Washington DC's Office of the Chief Technology Officer has been quietly grappling with a problem hiding in plain sight: tens of thousands of duplicate image files clogging the city's digital records infrastructure, a mess that traces back more than a decade of piecemeal digitisation efforts across agencies that rarely spoke to each other. The redundancy has forced repeated manual reviews, slowed public records requests under the DC Freedom of Information Act, and consumed server capacity that city IT managers say could be better deployed elsewhere.
The timing matters. Mayor Muriel Bowser's administration is operating under tighter fiscal constraints than at any point in the past five years, partly because Trump administration restructuring and DOGE-linked federal workforce reductions have hollowed out spending in the metro economy. Contractors and consultants who once billed DC agencies for digitisation projects are facing reduced renewal pipelines. Against that backdrop, cleaning up a legacy data disaster is not a luxury—it is a budget necessity.
A Problem Built One Scan at a Time
The roots of the duplicate-image crisis run back to roughly 2011 and 2012, when individual DC agencies—from the Department of Consumer and Regulatory Affairs on K Street NW to the DC Public Library system's Washingtoniana Division on G Street NW—began independent scanning drives, often using different vendors, different file-naming conventions, and different metadata standards. Nobody mandated a single unified repository. The DC Archives, housed at 1300 Naylor Court NW in the Blagden Alley neighbourhood, received some of those files. Other batches went to agency-specific SharePoint servers. Still others ended up in early cloud storage arrangements that have since migrated two or three times.
Each migration created opportunities for duplication. A single photograph of, say, the 1968 riots along 14th Street NW might exist in four separate folders across three platforms, each with a slightly different file name and resolution. Multiply that by the sheer volume of historical records DC agencies hold—property deeds, permit photographs, court exhibits, planning commission images—and the scale of the problem becomes clear.

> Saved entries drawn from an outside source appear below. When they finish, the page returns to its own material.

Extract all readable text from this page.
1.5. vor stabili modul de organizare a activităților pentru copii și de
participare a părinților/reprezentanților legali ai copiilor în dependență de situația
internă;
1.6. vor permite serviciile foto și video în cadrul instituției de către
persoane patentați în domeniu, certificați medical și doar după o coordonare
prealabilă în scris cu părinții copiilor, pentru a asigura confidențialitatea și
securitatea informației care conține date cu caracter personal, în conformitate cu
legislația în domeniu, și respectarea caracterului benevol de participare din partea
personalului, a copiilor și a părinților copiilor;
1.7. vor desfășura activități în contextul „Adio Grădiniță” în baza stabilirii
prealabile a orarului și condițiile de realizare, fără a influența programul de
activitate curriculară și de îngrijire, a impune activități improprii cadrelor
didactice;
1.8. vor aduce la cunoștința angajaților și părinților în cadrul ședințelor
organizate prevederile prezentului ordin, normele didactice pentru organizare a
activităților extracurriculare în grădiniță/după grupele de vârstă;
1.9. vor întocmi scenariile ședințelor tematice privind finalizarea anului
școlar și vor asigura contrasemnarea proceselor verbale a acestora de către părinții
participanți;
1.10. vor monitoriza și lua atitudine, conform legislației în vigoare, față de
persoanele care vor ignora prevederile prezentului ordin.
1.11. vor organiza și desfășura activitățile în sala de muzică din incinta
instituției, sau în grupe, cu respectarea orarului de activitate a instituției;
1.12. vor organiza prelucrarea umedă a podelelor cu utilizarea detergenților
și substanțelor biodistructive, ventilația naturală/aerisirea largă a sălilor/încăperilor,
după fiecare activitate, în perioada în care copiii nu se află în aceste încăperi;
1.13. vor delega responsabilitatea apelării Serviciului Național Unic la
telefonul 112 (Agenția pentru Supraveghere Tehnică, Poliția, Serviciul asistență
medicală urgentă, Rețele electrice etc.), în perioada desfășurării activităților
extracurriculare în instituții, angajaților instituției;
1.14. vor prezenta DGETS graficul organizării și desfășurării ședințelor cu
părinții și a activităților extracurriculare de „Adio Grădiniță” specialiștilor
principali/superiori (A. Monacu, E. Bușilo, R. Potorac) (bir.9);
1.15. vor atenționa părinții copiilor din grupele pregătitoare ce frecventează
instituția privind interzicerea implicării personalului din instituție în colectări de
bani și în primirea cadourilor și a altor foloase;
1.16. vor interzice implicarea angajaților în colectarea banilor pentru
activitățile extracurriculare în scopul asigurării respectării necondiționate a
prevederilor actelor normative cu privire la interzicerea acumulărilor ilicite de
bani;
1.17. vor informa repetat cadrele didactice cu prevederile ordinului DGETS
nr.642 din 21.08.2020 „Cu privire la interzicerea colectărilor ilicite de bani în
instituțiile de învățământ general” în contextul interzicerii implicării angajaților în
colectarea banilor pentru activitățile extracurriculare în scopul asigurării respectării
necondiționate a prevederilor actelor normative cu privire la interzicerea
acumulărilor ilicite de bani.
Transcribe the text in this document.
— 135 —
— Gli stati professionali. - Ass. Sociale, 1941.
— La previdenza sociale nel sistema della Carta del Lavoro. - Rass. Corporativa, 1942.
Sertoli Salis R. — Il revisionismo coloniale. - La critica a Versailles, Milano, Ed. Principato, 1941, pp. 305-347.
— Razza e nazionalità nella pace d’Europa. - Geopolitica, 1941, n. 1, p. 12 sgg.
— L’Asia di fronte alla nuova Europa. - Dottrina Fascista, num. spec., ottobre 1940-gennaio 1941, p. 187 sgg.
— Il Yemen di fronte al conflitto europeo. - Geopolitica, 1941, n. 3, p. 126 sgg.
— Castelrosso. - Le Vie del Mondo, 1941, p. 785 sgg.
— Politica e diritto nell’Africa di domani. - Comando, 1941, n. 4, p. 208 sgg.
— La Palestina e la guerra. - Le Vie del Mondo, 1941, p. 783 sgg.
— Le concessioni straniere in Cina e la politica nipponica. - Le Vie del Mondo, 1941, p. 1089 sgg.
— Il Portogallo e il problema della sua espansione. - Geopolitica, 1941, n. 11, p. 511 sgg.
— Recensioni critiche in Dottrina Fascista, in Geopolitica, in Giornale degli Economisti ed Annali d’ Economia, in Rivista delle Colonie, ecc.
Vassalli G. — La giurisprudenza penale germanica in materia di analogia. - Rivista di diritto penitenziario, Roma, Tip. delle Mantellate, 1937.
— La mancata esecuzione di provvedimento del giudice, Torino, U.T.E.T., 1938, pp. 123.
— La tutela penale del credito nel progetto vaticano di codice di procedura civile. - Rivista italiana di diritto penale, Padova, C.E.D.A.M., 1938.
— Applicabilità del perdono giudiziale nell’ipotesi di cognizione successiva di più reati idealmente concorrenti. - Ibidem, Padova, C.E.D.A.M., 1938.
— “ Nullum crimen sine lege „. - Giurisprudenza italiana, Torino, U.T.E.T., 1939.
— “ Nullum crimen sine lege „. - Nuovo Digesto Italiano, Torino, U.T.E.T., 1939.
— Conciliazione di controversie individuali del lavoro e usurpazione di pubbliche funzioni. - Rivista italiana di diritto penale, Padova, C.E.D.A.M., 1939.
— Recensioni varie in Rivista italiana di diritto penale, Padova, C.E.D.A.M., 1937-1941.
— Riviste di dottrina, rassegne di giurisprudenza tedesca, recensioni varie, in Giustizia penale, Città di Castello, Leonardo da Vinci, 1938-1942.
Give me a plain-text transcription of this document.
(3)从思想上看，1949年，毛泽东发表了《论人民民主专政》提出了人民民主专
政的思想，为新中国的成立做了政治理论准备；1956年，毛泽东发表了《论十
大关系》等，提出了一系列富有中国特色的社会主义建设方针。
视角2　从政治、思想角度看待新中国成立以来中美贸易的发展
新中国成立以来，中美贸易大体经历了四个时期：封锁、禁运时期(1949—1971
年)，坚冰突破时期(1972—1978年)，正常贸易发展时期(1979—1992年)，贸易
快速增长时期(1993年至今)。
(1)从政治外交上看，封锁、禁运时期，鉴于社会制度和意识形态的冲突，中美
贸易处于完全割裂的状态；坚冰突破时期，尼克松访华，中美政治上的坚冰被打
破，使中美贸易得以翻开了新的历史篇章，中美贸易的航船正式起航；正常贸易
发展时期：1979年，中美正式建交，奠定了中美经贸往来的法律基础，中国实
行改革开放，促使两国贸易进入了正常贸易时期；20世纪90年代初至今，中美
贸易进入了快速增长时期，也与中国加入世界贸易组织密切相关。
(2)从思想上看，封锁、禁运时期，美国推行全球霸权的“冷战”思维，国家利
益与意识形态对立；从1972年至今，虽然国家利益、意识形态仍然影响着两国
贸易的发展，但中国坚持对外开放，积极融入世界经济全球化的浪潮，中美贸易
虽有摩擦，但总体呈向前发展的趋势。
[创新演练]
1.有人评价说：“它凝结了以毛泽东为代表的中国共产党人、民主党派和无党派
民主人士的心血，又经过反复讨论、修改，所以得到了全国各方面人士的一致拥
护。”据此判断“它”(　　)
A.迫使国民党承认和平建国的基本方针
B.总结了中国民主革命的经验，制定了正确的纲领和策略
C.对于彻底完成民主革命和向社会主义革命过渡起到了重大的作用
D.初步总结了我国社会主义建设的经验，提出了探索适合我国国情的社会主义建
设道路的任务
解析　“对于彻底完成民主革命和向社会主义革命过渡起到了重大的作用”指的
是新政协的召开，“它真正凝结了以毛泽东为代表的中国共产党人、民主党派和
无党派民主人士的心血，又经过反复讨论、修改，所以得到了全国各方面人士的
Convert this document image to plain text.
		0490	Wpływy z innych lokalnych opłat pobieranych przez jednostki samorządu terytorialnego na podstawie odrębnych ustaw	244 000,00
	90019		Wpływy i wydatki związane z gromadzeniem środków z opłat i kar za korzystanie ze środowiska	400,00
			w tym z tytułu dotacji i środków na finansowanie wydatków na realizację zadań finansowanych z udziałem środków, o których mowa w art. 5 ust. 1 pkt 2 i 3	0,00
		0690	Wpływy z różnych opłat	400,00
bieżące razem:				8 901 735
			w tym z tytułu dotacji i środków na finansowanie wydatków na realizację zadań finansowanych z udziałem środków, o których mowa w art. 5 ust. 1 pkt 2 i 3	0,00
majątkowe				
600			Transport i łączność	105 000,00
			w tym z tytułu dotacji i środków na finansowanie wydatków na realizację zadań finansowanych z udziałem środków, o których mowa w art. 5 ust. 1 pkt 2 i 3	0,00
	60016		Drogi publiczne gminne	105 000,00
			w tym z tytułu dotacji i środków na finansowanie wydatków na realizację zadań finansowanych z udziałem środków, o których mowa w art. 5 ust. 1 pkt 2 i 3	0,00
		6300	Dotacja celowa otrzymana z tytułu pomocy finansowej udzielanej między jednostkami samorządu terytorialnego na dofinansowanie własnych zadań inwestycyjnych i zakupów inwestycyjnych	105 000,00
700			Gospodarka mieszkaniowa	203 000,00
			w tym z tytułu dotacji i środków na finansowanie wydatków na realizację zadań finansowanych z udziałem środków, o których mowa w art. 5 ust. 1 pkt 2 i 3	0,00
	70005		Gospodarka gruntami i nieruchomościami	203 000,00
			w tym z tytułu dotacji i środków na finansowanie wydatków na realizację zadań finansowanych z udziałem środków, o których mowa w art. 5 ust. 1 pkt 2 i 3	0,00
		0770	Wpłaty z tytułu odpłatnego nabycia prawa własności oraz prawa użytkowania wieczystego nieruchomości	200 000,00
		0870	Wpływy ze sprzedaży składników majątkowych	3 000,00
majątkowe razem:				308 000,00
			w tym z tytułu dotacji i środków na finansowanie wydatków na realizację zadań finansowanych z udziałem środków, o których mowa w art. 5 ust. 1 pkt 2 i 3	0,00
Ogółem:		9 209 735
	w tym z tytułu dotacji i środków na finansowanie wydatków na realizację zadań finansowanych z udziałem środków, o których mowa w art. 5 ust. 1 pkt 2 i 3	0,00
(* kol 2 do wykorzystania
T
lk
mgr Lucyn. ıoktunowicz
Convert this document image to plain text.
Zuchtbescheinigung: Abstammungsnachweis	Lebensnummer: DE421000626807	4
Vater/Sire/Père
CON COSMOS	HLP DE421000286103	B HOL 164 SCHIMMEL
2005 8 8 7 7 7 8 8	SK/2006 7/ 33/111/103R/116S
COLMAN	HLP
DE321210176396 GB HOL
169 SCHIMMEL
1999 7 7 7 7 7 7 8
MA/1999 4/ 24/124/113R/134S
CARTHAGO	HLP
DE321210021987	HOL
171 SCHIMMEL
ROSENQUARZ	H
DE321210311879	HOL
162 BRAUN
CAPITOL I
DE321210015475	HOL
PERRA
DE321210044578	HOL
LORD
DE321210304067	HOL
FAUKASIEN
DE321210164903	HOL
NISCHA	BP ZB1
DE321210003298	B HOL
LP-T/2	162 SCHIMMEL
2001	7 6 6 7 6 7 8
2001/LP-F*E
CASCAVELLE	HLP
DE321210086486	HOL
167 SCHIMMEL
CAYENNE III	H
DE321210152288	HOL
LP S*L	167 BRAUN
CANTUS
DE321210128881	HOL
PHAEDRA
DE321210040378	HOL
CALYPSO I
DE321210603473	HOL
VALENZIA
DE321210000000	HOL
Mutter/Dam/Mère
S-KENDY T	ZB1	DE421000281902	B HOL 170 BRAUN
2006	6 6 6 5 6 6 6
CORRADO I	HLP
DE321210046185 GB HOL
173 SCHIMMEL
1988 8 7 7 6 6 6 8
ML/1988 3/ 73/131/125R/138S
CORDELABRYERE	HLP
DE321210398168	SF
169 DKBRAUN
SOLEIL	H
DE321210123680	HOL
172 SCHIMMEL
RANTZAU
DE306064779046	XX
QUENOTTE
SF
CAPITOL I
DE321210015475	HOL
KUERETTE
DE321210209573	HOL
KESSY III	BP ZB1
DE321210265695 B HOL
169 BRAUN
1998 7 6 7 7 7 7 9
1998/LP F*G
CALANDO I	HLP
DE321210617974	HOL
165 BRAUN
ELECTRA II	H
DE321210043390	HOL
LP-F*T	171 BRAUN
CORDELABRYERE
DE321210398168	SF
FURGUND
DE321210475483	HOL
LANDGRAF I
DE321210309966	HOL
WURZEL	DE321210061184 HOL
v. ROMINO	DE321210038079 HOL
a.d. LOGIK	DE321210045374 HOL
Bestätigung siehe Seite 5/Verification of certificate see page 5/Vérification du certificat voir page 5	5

The DC Public Library's Special Collections staff flagged the issue formally in internal communications as early as 2019, according to budget documents posted to the city's Open Data portal. A pilot deduplication project launched in fiscal year 2022 under a contract with a Maryland-based records management firm identified more than 340,000 duplicate image files within a sample set covering just three agencies. The full citywide figure has never been publicly audited.
What the City Is Doing—and What Comes Next
The OCTO has in recent months been piloting automated deduplication software across select agency drives, prioritising the Department of Buildings—formerly DCRA—and the Office of Planning, both of which handle high-volumes of permit and land-use imagery that feeds directly into public-facing portals used by developers, lawyers, and residents in fast-changing neighbourhoods like Anacostia and NoMa. The goal, outlined in the city's fiscal year 2026 technology investment plan, is to reduce redundant storage costs by roughly 30 percent before the end of the calendar year.
For ordinary residents, the practical effect of the cleanup should be faster FOIA responses. DC law requires the city to respond to records requests within 15 business days, a deadline that agency staff have struggled to meet when image-retrieval systems return dozens of duplicate results requiring manual triage. Advocacy groups including the DC Open Government Coalition have documented response-time failures over multiple years, though the city disputes some of those characterisations.
The deduplication work is also setting a precedent for how the city handles future digitisation contracts. New procurement language circulated this spring through the Office of Contracting and Procurement requires vendors to submit a metadata standardisation plan before any imaging work begins—a requirement that did not exist before 2024. Whether that change holds through future budget cycles, particularly as federal grant dollars that have historically subsidised city technology upgrades grow scarcer, is the question that DC's tech and records communities are watching most closely heading into the fall appropriations season.